Les stéréotypes évidemment ne sont pas toujours négatifs, en tout cas ils ne constituent absolument pas le tribalisme, ni son terreau. Au vrai, le tribalisme n’est pas, au Cameroun, une affection maligne. Il y a moins de tribalisme sur place que de racisme en France, en Allemagne, aux Etats-Unis d’Amérique ou ailleurs.

Fru Ndi, l’opposant anglophone, a obtenu en 1992 bien plus de voix que n’en disposait cette partie-là du pays. N’étaient les fraudes il aurait pu être président de la république ; Ahidjo a été craint, mais aussi aimé en son temps, il était du Nord. Les leaders de la partie méridionale du pays l’avaient préféré au détriment d’André-Marie Mbida, originaire du Sud.

Le bikutsi se danse au Nord aussi bien qu’à l’ouest. Il y a toujours un seuil supportable de tribalisme en deçà duquel nous sommes encore, ceux qui tirent sur cette corde le font faute d’arguments valables pour légitimer leurs échecs ou leur ambition. L’on ne peut pas nier aussi que, placé à un poste de responsabilité, (presque) tout camerounais a pour réflexe de s’entourer d’abord des siens : cela repose davantage sur un système de préférences personnelles (obligations morales ?) plutôt qu’une haine systématisée de l’autre, il s’agit de préjugés banals davantage qu’un endoctrinement formalisé, d’ethnocentrisme plus que de tribalisme. Dans notre mosaïque culturelle et linguistique, qui compte plus de deux cent ethnies, être tribaliste signifie très exactement être fou.
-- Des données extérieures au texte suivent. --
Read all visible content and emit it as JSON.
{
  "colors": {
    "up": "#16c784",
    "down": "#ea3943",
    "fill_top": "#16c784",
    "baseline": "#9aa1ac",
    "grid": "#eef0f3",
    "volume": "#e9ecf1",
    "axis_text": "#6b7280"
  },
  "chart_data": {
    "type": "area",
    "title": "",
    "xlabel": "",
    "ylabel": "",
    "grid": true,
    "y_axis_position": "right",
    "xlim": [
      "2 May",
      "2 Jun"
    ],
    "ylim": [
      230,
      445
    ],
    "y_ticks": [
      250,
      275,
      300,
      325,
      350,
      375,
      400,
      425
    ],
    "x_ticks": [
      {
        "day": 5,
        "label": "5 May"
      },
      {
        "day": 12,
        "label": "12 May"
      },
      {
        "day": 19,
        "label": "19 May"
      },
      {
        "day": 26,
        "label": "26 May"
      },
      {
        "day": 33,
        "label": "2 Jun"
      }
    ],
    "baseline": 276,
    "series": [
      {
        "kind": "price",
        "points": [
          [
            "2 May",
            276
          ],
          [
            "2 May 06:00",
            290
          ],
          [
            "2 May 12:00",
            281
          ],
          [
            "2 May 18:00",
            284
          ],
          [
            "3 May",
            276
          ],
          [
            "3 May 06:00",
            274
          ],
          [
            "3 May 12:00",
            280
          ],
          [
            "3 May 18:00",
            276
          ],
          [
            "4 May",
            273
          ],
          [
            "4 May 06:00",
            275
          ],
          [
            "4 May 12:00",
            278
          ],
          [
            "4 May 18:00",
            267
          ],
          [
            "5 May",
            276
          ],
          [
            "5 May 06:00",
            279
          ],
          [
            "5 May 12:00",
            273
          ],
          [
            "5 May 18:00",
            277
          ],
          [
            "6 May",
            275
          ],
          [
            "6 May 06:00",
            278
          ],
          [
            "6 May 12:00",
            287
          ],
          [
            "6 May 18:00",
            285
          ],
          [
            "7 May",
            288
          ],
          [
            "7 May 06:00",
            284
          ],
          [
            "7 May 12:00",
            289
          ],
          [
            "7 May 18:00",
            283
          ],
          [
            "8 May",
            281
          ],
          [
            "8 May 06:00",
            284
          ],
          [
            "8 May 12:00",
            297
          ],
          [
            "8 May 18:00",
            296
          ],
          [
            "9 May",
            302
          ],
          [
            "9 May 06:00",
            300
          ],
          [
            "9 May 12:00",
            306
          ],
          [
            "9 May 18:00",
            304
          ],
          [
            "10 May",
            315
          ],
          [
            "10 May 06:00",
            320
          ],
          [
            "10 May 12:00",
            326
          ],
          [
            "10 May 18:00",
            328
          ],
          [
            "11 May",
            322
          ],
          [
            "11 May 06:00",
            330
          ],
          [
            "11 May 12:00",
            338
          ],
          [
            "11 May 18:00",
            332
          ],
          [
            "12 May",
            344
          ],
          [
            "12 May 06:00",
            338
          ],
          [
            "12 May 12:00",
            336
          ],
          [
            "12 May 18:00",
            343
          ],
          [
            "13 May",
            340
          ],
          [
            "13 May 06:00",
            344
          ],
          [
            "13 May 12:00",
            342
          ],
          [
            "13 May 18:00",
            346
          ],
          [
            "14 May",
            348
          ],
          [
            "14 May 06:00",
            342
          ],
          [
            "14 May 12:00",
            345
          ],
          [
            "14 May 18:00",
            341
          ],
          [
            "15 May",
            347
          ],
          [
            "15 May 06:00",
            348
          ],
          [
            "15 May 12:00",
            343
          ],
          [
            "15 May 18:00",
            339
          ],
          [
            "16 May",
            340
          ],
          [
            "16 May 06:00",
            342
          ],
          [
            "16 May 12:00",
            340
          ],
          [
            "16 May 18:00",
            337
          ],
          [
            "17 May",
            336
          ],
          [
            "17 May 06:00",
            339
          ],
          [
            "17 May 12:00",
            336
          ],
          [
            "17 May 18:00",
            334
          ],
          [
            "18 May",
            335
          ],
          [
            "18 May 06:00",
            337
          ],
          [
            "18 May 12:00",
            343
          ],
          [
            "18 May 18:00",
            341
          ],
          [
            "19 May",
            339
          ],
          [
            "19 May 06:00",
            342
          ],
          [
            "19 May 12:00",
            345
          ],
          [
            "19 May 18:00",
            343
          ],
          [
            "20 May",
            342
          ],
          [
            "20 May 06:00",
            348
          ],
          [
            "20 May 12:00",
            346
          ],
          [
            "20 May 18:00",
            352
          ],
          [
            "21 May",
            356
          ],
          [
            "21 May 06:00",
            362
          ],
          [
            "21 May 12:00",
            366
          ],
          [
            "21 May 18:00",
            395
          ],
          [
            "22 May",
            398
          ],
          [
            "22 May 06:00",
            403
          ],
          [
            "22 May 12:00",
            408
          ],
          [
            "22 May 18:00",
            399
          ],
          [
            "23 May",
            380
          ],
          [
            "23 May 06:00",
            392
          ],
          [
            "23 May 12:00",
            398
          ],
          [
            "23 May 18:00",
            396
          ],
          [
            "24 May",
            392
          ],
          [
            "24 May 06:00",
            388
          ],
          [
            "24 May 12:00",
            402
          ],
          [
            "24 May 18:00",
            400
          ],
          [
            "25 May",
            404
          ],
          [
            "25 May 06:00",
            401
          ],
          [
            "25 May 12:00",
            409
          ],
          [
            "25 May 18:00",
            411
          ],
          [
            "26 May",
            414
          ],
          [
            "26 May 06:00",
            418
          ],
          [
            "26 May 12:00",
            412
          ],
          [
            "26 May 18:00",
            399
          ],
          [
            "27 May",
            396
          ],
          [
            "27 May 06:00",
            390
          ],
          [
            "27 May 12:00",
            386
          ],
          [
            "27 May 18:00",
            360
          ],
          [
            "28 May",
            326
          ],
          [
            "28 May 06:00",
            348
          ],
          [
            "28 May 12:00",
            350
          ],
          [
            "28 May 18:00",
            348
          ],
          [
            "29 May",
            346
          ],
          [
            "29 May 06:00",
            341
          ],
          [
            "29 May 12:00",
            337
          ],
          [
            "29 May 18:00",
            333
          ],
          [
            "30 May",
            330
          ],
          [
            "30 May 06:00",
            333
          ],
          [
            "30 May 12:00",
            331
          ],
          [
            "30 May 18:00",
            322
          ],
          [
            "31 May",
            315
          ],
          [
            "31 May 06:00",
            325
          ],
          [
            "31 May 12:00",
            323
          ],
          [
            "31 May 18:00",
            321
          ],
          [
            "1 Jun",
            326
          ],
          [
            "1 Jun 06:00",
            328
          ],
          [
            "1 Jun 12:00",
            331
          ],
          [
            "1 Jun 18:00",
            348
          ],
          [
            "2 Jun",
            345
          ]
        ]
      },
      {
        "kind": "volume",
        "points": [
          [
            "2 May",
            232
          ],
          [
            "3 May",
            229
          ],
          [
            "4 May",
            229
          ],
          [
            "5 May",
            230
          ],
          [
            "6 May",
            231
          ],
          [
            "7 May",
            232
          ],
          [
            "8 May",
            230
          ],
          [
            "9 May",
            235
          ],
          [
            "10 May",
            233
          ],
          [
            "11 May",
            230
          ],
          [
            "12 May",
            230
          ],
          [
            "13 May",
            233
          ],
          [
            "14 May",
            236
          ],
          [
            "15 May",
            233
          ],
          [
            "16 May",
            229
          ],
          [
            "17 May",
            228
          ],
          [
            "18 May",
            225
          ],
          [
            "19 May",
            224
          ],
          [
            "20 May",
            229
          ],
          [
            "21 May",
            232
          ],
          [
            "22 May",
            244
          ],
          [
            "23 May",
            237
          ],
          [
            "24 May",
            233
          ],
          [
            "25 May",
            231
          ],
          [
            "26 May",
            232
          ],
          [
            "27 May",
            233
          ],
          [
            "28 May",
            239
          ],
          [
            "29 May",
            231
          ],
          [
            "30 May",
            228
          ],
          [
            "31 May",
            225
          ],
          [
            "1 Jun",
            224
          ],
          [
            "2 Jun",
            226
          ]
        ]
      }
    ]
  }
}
Qu’est-ce que c’est d’être Bamiléké ? Pourquoi le devenir ?

Nier la prédominance bamiléké dans les milieux es affaires, ce serait comme nier la prééminence des bétis (gentiment appelés nkwa par certains bamiléké qui les trouvent fainéants, profiteurs, assoiffés de pouvoir, alcooliques, désorganisés etc.) dans la fonction publique et la haute administration.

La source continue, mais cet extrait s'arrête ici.